Sul circuito di prova vicino Tokyo si riusciva a raggiungere la velocità di oltre 170 km/h indicati dal tachimetro al termine di un forte discesone posto nella parte finale del rettilineo box, qui nonostante il carico spostato sull’avantreno dala pendenza e nonostante la forte velocità si poteva frenare fino sotto curva grazie ai nuovi freni e alle pinze monoblocco che garantivano una decelerazione e spazi di arresto mai provati fino ad oggi su uno scooter. Proprio in questa situazione si apprezzano il miglioramenti sinergici operati sia sul telaio con rigidità e distribuzione dei pesi migliorate sia il lavoro sulle sospensioni scorrevoli e ben frenate nella parte finale della corsa. Ben imbottita la sella che garantisce ampie variazioni di posizionamento per il guidatore con la possibilità di guidare arretrati usando la zona posteriore delle pedane nella guida sportiva o di stendere più comodamente le gambe verso la zona anteriore della pedana per la ricerca del maggior comfort. Nuovo il parabrezza ora più ampio e protettivo rispetto al passato che garantisce un migliore comfort aerodinamico e dalle intemperie, mentre lo spazio sotto la sella è leggermente aumentato e la fase di carico è facilitata dalla nuova apertura che è incernierata nella zona posteriore e non in quella anteriore come sulla versione precedente. La sella risulta leggermente più alta non facilitando la gestione del mezzo ai piloti alti meno di 1.70, anche il baricentro è stato leggermente alzato e spostato in avanti a tutto beneficio delle maneggevolezza e della stabilità dell’avantreno.

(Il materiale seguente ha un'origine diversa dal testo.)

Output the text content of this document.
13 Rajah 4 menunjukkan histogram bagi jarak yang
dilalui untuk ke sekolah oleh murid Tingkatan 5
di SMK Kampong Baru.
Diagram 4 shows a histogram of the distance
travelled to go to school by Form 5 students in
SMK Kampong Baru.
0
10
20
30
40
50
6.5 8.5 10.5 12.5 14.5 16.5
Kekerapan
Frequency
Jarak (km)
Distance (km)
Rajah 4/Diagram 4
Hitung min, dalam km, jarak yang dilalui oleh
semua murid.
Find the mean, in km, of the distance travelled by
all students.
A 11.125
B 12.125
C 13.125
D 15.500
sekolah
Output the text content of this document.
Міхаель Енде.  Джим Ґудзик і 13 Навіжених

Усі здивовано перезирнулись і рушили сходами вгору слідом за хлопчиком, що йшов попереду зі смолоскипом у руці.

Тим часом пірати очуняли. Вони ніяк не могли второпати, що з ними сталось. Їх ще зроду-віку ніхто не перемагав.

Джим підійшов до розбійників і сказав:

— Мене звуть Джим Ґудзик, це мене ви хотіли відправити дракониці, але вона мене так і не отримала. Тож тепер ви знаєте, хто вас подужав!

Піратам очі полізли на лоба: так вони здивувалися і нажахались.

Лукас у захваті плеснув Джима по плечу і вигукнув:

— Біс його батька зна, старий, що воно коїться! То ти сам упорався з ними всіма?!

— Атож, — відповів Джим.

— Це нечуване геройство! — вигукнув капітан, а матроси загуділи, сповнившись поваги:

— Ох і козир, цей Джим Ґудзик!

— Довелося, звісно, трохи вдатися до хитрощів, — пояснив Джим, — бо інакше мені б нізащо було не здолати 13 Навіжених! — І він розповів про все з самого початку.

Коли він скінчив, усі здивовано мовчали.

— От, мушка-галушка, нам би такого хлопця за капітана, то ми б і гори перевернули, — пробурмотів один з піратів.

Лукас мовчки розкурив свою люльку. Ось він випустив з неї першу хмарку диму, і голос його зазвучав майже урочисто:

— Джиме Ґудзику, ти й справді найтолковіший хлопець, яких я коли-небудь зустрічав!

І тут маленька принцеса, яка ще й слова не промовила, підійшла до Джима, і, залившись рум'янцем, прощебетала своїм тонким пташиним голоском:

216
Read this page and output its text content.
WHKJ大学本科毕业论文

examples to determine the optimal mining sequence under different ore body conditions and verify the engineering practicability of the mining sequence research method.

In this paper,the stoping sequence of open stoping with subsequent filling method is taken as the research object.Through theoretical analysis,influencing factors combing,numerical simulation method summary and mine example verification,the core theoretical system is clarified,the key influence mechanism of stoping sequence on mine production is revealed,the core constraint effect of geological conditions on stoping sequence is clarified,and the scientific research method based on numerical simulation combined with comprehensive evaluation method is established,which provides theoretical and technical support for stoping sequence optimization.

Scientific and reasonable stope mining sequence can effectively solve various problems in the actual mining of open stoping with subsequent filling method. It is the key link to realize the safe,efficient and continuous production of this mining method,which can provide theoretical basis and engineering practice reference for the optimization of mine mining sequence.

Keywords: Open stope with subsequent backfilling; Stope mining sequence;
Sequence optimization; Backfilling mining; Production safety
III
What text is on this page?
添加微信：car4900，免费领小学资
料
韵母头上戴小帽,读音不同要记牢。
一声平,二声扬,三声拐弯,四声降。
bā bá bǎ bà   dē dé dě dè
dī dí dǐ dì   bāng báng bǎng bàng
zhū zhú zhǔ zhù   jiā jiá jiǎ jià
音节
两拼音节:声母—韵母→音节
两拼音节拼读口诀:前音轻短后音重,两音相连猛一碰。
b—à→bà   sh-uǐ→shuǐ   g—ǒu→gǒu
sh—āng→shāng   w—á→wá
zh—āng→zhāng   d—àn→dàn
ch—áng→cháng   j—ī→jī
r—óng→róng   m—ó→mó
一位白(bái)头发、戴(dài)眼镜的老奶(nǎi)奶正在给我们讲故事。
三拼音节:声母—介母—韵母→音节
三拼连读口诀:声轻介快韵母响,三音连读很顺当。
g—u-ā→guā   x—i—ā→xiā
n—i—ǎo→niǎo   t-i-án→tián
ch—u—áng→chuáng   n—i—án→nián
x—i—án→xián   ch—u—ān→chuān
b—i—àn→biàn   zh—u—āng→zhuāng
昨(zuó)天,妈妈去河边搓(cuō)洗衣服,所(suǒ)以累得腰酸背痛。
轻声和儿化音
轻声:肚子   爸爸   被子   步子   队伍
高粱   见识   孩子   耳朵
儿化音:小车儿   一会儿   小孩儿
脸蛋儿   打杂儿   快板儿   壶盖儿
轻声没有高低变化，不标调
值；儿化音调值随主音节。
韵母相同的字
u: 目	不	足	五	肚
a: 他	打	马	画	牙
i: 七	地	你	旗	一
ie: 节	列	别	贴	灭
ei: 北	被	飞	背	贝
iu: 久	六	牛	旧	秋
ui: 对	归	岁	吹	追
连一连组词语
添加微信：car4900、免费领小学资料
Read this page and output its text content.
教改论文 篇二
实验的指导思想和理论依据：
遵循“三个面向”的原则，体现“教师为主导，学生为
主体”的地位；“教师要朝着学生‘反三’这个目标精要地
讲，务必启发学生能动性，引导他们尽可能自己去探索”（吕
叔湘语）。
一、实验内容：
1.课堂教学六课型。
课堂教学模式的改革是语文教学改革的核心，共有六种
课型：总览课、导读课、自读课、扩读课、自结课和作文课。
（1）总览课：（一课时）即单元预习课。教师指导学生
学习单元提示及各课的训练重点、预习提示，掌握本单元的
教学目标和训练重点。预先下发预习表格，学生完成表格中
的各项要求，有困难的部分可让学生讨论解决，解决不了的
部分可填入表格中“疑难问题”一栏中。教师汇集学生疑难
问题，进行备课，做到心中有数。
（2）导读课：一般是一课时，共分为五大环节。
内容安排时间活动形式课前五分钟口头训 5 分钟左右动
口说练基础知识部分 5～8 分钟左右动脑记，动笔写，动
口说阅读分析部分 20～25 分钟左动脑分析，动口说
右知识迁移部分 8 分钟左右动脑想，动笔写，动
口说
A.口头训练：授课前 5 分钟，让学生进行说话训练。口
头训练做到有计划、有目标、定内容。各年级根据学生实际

Perché il T-Max grazie alla sua disposizione del motore sotto la pedana centrale e quindi non collocato in modo oscillante sul forcellone garantisce una ripartizione dei pesi tra ruota anteriore e posteriore più vicina a quella di una moto che non a quella di uno scooter a tutto vantaggio della precisione di guida e della neutralità di comportamento. Il motore spinge bene ad ogni regime, mostra una progressione regolare e più dolce rispetto al passato nell’innesto della frizione automatica. Le vibrazioni del bicilindrico sono quasi assenti grazie anche alla presenza del contralbero, l’accelerazione è buona e non crea problemi nello spunto da fermo, la velocità massima invece su strada piana supera di poco i 160km/h.
Scheda tecnica
Motore: 2 cilindri in linea trasversali a 4 tempi, raffreddamento a liquido; alesaggio per corsa 66×73 mm; cilindrata 499,0 cc; rapporto di compressione 11:1. Distribuzione bialbero a camme in testa con comando a catena, 4 valvole per cilindro. Alimentazione a iniezione elettronica. Lubrificazione a carter secco.
Trasmissione: frizione automatica centrifuga multidisco in bagno d’olio, cambio a variatore automatico centrifugo, finale automatica con V-Belt.
Ciclistica: telaio in alluminio; sospensione anteriore, forcella telescopica 43 mm; sospensione posteriore, forcellone oscillante. Pneumatici: anteriore 120/70-R15, posteriore 160/60-R15.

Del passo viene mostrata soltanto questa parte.